Quanto al traffico d'influenze, che Nordio vuole restringere, “il nuovo testo riduce in modo significativo l’ambito di applicazione del reato rispetto alla norma attuale che persegue condotte prodromiche a successivi accordi corruttivi. Perché sussista questo illecito, rispetto al testo oggi in vigore, le relazioni del mediatore con il pubblico ufficiale o con l’incaricato di pubblico servizio dovranno esistere davvero ed essere effettivamente sfruttate, e non solo vantate. Tutto questo deve avvenire intenzionalmente.
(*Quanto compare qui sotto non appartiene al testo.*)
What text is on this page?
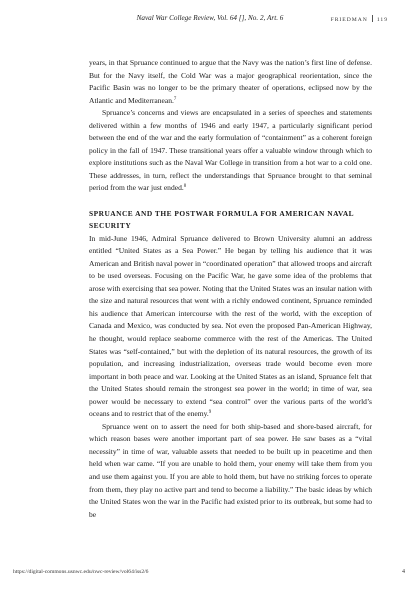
Naval War College Review, Vol. 64 [], No. 2, Art. 6	FRIEDMAN 119

years, in that Spruance continued to argue that the Navy was the nation’s first line of defense. But for the Navy itself, the Cold War was a major geographical reorientation, since the Pacific Basin was no longer to be the primary theater of operations, eclipsed now by the Atlantic and Mediterranean.$^7$

Spruance’s concerns and views are encapsulated in a series of speeches and statements delivered within a few months of 1946 and early 1947, a particularly significant period between the end of the war and the early formulation of “containment” as a coherent foreign policy in the fall of 1947. These transitional years offer a valuable window through which to explore institutions such as the Naval War College in transition from a hot war to a cold one. These addresses, in turn, reflect the understandings that Spruance brought to that seminal period from the war just ended.$^8$

SPRUANCE AND THE POSTWAR FORMULA FOR AMERICAN NAVAL SECURITY

In mid-June 1946, Admiral Spruance delivered to Brown University alumni an address entitled “United States as a Sea Power.” He began by telling his audience that it was American and British naval power in “coordinated operation” that allowed troops and aircraft to be used overseas. Focusing on the Pacific War, he gave some idea of the problems that arose with exercising that sea power. Noting that the United States was an insular nation with the size and natural resources that went with a richly endowed continent, Spruance reminded his audience that American intercourse with the rest of the world, with the exception of Canada and Mexico, was conducted by sea. Not even the proposed Pan-American Highway, he thought, would replace seaborne commerce with the rest of the Americas. The United States was “self-contained,” but with the depletion of its natural resources, the growth of its population, and increasing industrialization, overseas trade would become even more important in both peace and war. Looking at the United States as an island, Spruance felt that the United States should remain the strongest sea power in the world; in time of war, sea power would be necessary to extend “sea control” over the various parts of the world’s oceans and to restrict that of the enemy.$^9$

Spruance went on to assert the need for both ship-based and shore-based aircraft, for which reason bases were another important part of sea power. He saw bases as a “vital necessity” in time of war, valuable assets that needed to be built up in peacetime and then held when war came. “If you are unable to hold them, your enemy will take them from you and use them against you. If you are able to hold them, but have no striking forces to operate from them, they play no active part and tend to become a liability.” The basic ideas by which the United States won the war in the Pacific had existed prior to its outbreak, but some had to be

https://digital-commons.usnwc.edu/nwc-review/vol64/iss2/6	4
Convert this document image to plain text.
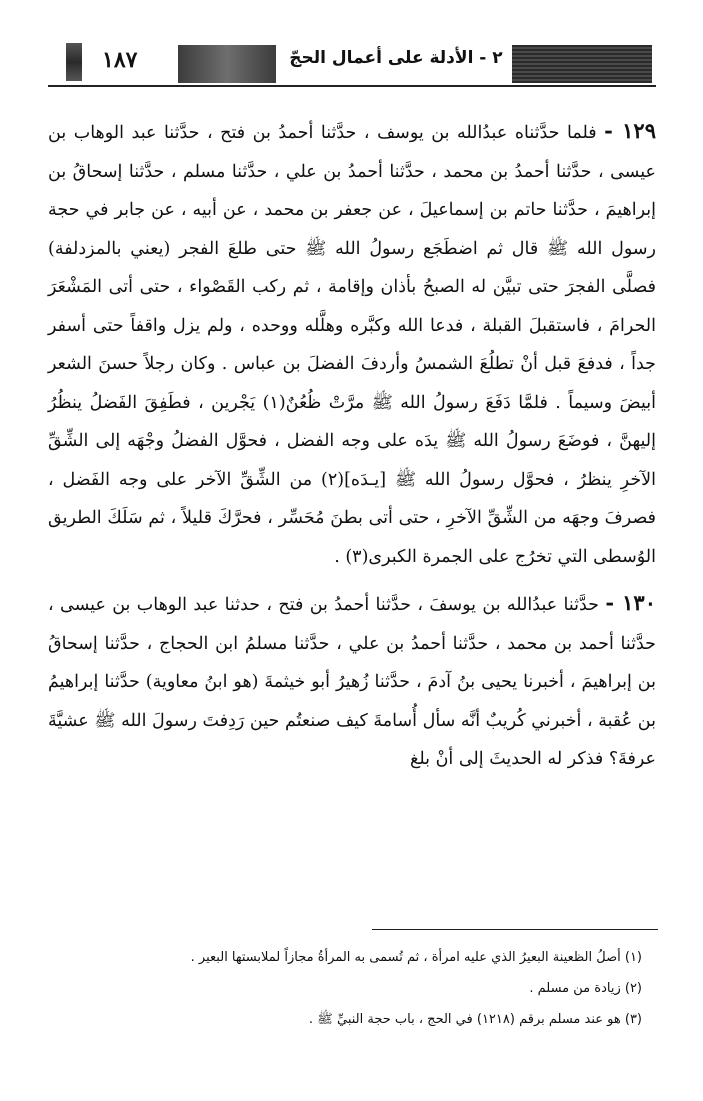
١٨٧	٢ - الأدلة على أعمال الحجّ

١٢٩ - فلما حدَّثناه عبدُالله بن يوسف ، حدَّثنا أحمدُ بن فتح ، حدَّثنا عبد الوهاب بن عيسى ، حدَّثنا أحمدُ بن محمد ، حدَّثنا أحمدُ بن علي ، حدَّثنا مسلم ، حدَّثنا إسحاقُ بن إبراهيمَ ، حدَّثنا حاتم بن إسماعيلَ ، عن جعفر بن محمد ، عن أبيه ، عن جابر في حجة رسول الله ﷺ قال ثم اضطَجَع رسولُ الله ﷺ حتى طلعَ الفجر (يعني بالمزدلفة) فصلَّى الفجرَ حتى تبيَّن له الصبحُ بأذان وإقامة ، ثم ركب القَصْواء ، حتى أتى المَشْعَرَ الحرامَ ، فاستقبلَ القبلة ، فدعا الله وكبَّره وهلَّله ووحده ، ولم يزل واقفاً حتى أسفر جداً ، فدفعَ قبل أنْ تطلُعَ الشمسُ وأردفَ الفضلَ بن عباس . وكان رجلاً حسنَ الشعر أبيضَ وسيماً . فلمَّا دَفَعَ رسولُ الله ﷺ مرَّتْ ظُعُنٌ(١) يَجْرين ، فطَفِقَ الفَضلُ ينظُرُ إليهنَّ ، فوضَعَ رسولُ الله ﷺ يدَه على وجه الفضل ، فحوَّل الفضلُ وجْهَه إلى الشِّقِّ الآخرِ ينظرُ ، فحوَّل رسولُ الله ﷺ [يـدَه](٢) من الشِّقِّ الآخر على وجه الفَضل ، فصرفَ وجهَه من الشِّقِّ الآخرِ ، حتى أتى بطنَ مُحَسِّر ، فحرَّكَ قليلاً ، ثم سَلَكَ الطريق الوُسطى التي تخرُج على الجمرة الكبرى(٣) .

١٣٠ - حدَّثنا عبدُالله بن يوسفَ ، حدَّثنا أحمدُ بن فتح ، حدثنا عبد الوهاب بن عيسى ، حدَّثنا أحمد بن محمد ، حدَّثنا أحمدُ بن علي ، حدَّثنا مسلمُ ابن الحجاج ، حدَّثنا إسحاقُ بن إبراهيمَ ، أخبرنا يحيى بنُ آدمَ ، حدَّثنا زُهيرُ أبو خيثمةَ (هو ابنُ معاوية) حدَّثنا إبراهيمُ بن عُقبة ، أخبرني كُريبٌ أنَّه سأل أُسامةَ كيف صنعتُم حين رَدِفتَ رسولَ الله ﷺ عشيَّةَ عرفةَ؟ فذكر له الحديثَ إلى أنْ بلغ

(١) أصلُ الظعينة البعيرُ الذي عليه امرأة ، ثم تُسمى به المرأةُ مجازاً لملابستها البعير .

(٢) زيادة من مسلم .

(٣) هو عند مسلم برقم (١٢١٨) في الحج ، باب حجة النبيِّ ﷺ .
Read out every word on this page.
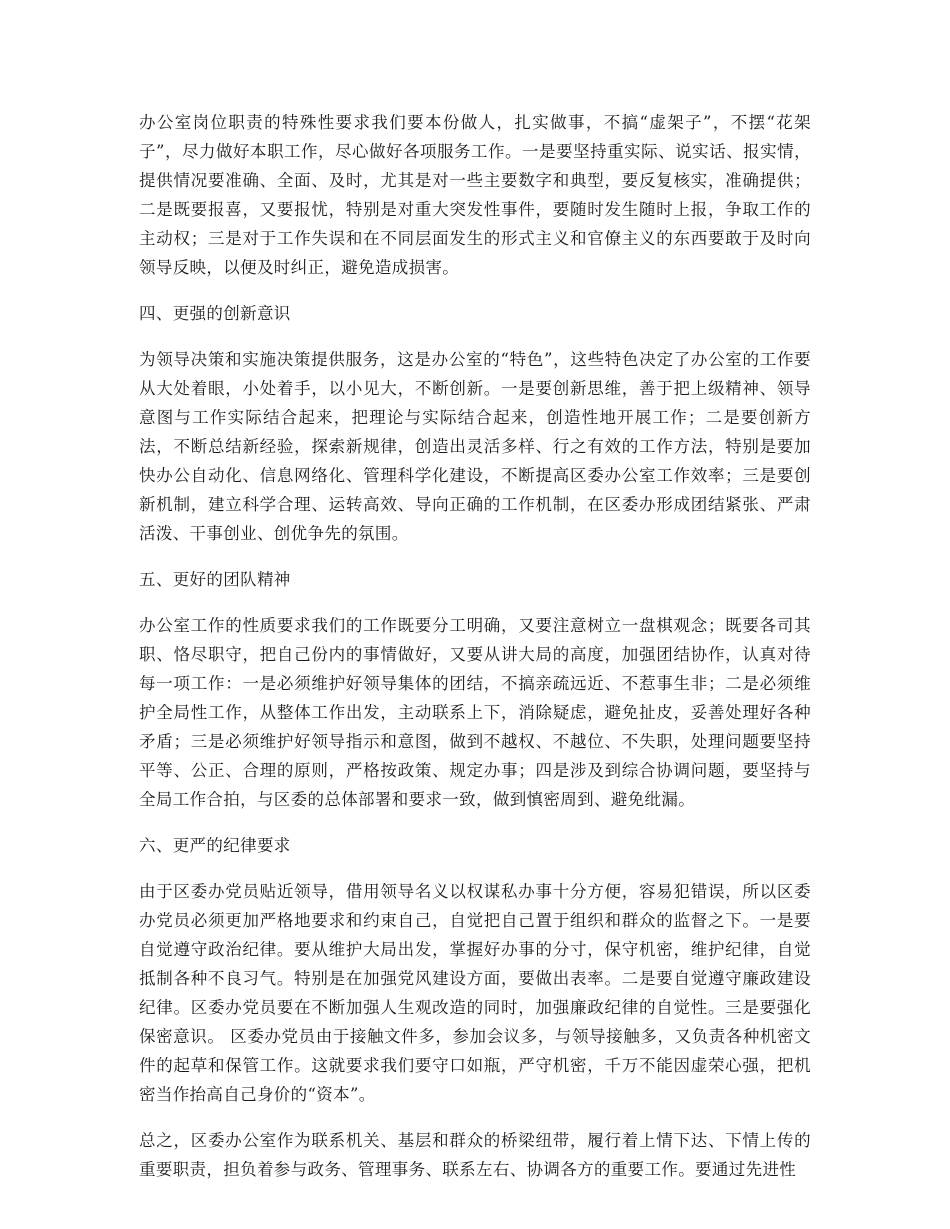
办公室岗位职责的特殊性要求我们要本份做人，扎实做事，不搞“虚架子”，不摆“花架子”，尽力做好本职工作，尽心做好各项服务工作。一是要坚持重实际、说实话、报实情，提供情况要准确、全面、及时，尤其是对一些主要数字和典型，要反复核实，准确提供；二是既要报喜，又要报忧，特别是对重大突发性事件，要随时发生随时上报，争取工作的主动权；三是对于工作失误和在不同层面发生的形式主义和官僚主义的东西要敢于及时向领导反映，以便及时纠正，避免造成损害。

四、更强的创新意识

为领导决策和实施决策提供服务，这是办公室的“特色”，这些特色决定了办公室的工作要从大处着眼，小处着手，以小见大，不断创新。一是要创新思维，善于把上级精神、领导意图与工作实际结合起来，把理论与实际结合起来，创造性地开展工作；二是要创新方法，不断总结新经验，探索新规律，创造出灵活多样、行之有效的工作方法，特别是要加快办公自动化、信息网络化、管理科学化建设，不断提高区委办公室工作效率；三是要创新机制，建立科学合理、运转高效、导向正确的工作机制，在区委办形成团结紧张、严肃活泼、干事创业、创优争先的氛围。

五、更好的团队精神

办公室工作的性质要求我们的工作既要分工明确，又要注意树立一盘棋观念；既要各司其职、恪尽职守，把自己份内的事情做好，又要从讲大局的高度，加强团结协作，认真对待每一项工作：一是必须维护好领导集体的团结，不搞亲疏远近、不惹事生非；二是必须维护全局性工作，从整体工作出发，主动联系上下，消除疑虑，避免扯皮，妥善处理好各种矛盾；三是必须维护好领导指示和意图，做到不越权、不越位、不失职，处理问题要坚持平等、公正、合理的原则，严格按政策、规定办事；四是涉及到综合协调问题，要坚持与全局工作合拍，与区委的总体部署和要求一致，做到慎密周到、避免纰漏。

六、更严的纪律要求

由于区委办党员贴近领导，借用领导名义以权谋私办事十分方便，容易犯错误，所以区委办党员必须更加严格地要求和约束自己，自觉把自己置于组织和群众的监督之下。一是要自觉遵守政治纪律。要从维护大局出发，掌握好办事的分寸，保守机密，维护纪律，自觉抵制各种不良习气。特别是在加强党风建设方面，要做出表率。二是要自觉遵守廉政建设纪律。区委办党员要在不断加强人生观改造的同时，加强廉政纪律的自觉性。三是要强化保密意识。 区委办党员由于接触文件多，参加会议多，与领导接触多，又负责各种机密文件的起草和保管工作。这就要求我们要守口如瓶，严守机密，千万不能因虚荣心强，把机密当作抬高自己身价的“资本”。

总之，区委办公室作为联系机关、基层和群众的桥梁纽带，履行着上情下达、下情上传的重要职责，担负着参与政务、管理事务、联系左右、协调各方的重要工作。要通过先进性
E l’utilità data o promessa dal mediatore dev’essere di natura economica”. Tescaroli intravede il rischio che la nuova norma si traduca in una abolitio criminis e “possa risultare non del tutto conforme rispetto alle previsioni europee e in particolare all’articolo 12 della Convenzione penale sulla corruzione del Consiglio d’Europa del 1999 e all’articolo 11 della proposta di direttiva sempre sulla corruzione della Commissione Ue del 3 maggio scorso”.

E quindi il pericolo che l'Italia subisca una sanzione. “Anche in questo caso, come per l’abuso d’ufficio, sussiste il rischio d’incostituzionalità perché l’articolo 117 della Carta, al primo comma, prevede che la potestà legislativa sia esercitata dallo Stato e dalle Regioni nel rispetto anche dei vincoli derivanti dall’ordinamento comunitario e dagli obblighi internazionali, che in questo caso non sarebbero rispettati, perché l’Italia sta cancellando le norme che consentono di punire il traffico d’influenze del mediatore che asserisce solo di avere relazioni con il pubblico funzionario”, ha concluso Tescaroli.